In this tutorial we further expand benchmark of the DSC problem described in DSC Introduction, to demonstrate the use of multiple pipelines (pipeline ensembles) in DSC. Material used in this document can be found in DSC vignettes repo.

Configuration

The DSC problem is similar to what we have previously worked on, i.e. comparison of location parameter estimation methods. This time we simulate data under t distribution (df = 2) and Cauchy distribution. Then before estimating location parameter using mean or median method, there is an optional transform step where we provide two methods for Winsorization.
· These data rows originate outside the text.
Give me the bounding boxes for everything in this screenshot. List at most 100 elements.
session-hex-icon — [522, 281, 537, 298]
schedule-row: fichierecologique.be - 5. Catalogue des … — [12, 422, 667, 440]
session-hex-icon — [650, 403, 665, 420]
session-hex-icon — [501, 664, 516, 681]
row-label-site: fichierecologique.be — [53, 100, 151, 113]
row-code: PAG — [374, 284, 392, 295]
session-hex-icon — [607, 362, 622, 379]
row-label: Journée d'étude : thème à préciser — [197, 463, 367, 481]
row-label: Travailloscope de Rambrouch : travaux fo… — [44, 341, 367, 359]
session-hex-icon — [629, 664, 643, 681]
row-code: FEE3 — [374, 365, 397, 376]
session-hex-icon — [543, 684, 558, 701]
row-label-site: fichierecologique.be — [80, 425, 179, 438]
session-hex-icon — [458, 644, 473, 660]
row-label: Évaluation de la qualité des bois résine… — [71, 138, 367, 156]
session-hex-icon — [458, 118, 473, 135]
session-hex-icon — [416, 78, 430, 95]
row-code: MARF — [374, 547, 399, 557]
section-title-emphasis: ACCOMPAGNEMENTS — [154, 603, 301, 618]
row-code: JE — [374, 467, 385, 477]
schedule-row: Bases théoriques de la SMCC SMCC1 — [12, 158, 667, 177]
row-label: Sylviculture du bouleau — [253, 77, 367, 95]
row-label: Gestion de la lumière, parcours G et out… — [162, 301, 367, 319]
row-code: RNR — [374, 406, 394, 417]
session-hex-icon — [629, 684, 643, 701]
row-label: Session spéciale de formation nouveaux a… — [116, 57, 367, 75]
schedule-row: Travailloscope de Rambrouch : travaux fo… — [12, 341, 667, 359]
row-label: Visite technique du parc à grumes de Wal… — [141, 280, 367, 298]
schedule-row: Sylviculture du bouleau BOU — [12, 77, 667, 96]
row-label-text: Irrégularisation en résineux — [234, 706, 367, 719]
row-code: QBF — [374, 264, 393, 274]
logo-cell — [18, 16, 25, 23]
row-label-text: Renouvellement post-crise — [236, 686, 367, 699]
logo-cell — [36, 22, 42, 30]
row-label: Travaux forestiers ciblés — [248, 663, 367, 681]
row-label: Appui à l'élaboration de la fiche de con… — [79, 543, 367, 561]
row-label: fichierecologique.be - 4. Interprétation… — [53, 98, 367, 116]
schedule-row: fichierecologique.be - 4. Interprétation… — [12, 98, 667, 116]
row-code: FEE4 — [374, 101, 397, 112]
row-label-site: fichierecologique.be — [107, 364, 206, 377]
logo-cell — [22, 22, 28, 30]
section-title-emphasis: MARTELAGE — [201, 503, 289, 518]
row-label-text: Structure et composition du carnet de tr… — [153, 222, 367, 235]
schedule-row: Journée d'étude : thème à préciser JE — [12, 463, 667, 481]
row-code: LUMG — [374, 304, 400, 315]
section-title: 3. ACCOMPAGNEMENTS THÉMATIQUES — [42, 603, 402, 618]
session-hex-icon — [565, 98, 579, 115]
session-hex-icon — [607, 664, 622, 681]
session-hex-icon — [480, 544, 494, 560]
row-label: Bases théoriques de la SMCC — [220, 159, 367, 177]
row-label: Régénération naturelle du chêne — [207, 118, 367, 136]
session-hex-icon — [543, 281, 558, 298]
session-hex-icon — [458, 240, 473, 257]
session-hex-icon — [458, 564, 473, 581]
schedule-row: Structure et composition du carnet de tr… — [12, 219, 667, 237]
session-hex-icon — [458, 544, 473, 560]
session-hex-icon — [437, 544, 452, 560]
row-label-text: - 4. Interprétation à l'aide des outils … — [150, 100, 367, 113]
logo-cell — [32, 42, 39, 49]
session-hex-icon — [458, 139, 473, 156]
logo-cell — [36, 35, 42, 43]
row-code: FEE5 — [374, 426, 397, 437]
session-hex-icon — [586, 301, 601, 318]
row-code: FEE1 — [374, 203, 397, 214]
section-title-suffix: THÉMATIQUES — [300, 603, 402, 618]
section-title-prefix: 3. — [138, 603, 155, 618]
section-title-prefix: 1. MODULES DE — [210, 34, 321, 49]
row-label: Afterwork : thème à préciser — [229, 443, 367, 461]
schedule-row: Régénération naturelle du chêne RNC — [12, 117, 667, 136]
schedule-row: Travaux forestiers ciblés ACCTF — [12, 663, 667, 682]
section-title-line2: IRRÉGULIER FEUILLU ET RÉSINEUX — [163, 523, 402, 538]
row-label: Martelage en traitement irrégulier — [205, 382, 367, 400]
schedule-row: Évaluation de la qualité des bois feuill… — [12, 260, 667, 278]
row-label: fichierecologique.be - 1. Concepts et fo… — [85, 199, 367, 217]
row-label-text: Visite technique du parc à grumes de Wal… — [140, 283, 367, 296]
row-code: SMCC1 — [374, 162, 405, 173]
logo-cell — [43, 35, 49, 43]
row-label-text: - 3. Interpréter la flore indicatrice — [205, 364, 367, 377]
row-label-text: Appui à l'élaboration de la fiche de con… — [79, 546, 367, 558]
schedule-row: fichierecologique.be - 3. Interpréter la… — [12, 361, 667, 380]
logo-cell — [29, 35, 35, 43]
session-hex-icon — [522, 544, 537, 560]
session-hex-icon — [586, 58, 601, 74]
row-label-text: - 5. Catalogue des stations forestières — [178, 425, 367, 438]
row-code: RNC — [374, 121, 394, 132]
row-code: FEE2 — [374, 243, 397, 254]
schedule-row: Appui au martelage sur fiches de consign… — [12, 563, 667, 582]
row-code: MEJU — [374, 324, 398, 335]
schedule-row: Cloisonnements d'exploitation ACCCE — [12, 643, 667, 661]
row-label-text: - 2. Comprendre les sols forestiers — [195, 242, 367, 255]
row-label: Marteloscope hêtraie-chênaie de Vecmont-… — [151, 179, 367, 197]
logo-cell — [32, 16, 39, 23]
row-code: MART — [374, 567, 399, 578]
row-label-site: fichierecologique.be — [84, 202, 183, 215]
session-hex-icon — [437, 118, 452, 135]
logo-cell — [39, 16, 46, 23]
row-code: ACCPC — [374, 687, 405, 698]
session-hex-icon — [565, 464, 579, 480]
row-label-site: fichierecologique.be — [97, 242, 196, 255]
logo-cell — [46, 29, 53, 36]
This results in two DSC pipelines:

  • simulate -> estimate -> score
  • simulate -> transform -> estimate -> score

The DSC problem is fully specified as:

#!/usr/bin/env dsc

normal: normal.R
  n: 100
  $data: x
  $true_mean: 0

t: t.R
  n: 100
  df: 2
  $data: x
  $true_mean: 3

winsor1, winsor2: winsor1.R, winsor2.R
    x: $data
    @winsor1:
      fraction: 0.05
    @winsor2:
      multiple: 3
    $data: x

mean: mean.R
  x: $data
  $est_mean: y

median: median.R
  x: $data
  $est_mean: y

sq_err: sq.R
  a: $est_mean
  b: $true_mean
  $error: e
 
abs_err: abs.R
  a: $est_mean
  b: $true_mean
  $error: e 
  
DSC:
    define:
      simulate: normal, t
      transform: winsor1, winsor2
      analyze: mean, median
      score: abs_err, sq_err
    run: simulate * (analyze, transform * analyze) * score
    exec_path: R
    output: dsc_result

where transform module ensemble contains:


  ==> ../vignettes/one_sample_location_winsor/R/winsor1.R <==
  ##  replace the extreme values with limits
  winsor1 <- function (x, fraction=.05)
  {
     if(length(fraction) != 1 || fraction < 0 ||
           fraction > 0.5) {
        stop("bad value for 'fraction'")
     }
     lim <- quantile(x, probs=c(fraction, 1-fraction))
     x[ x < lim[1] ] <- lim[1]
     x[ x > lim[2] ] <- lim[2]
     return(x)
  }
  x = winsor1(x, fraction)

  ==> ../vignettes/one_sample_location_winsor/R/winsor2.R <==
  ## move the datapoints that are x times the absolute deviations from mean
  winsor2 <- function (x, multiple=3)
  {
     if(length(multiple) != 1 || multiple <= 0) {
        stop("bad value for 'multiple'")
     }
     med <- median(x)
     y <- x - med
     sc <- mad(y, center=0) * multiple
     y[ y > sc ] <- sc
     y[ y < -sc ] <- -sc
     return(y + med)
  }
  x = winsor2(x, multiple)

As a result, the previous analyze step is now a pipeline ensemble of (transform * analyze, analyze).

Execution

To run the benchmark

cd ~/GIT/dsc/vignettes/one_sample_location_winsor
./settings.dsc -c 30
INFO: Checking R library dscrutils@stephenslab/dsc/dscrutils ...
INFO: DSC script exported to dsc_result.html
INFO: Constructing DSC from ./settings.dsc ...
INFO: Building execution graph & running DSC ...
[#####################################################################################] 85 steps processed (85 jobs completed)
INFO: Building DSC database ...
INFO: DSC complete!
INFO: Elapsed time 9.494 seconds.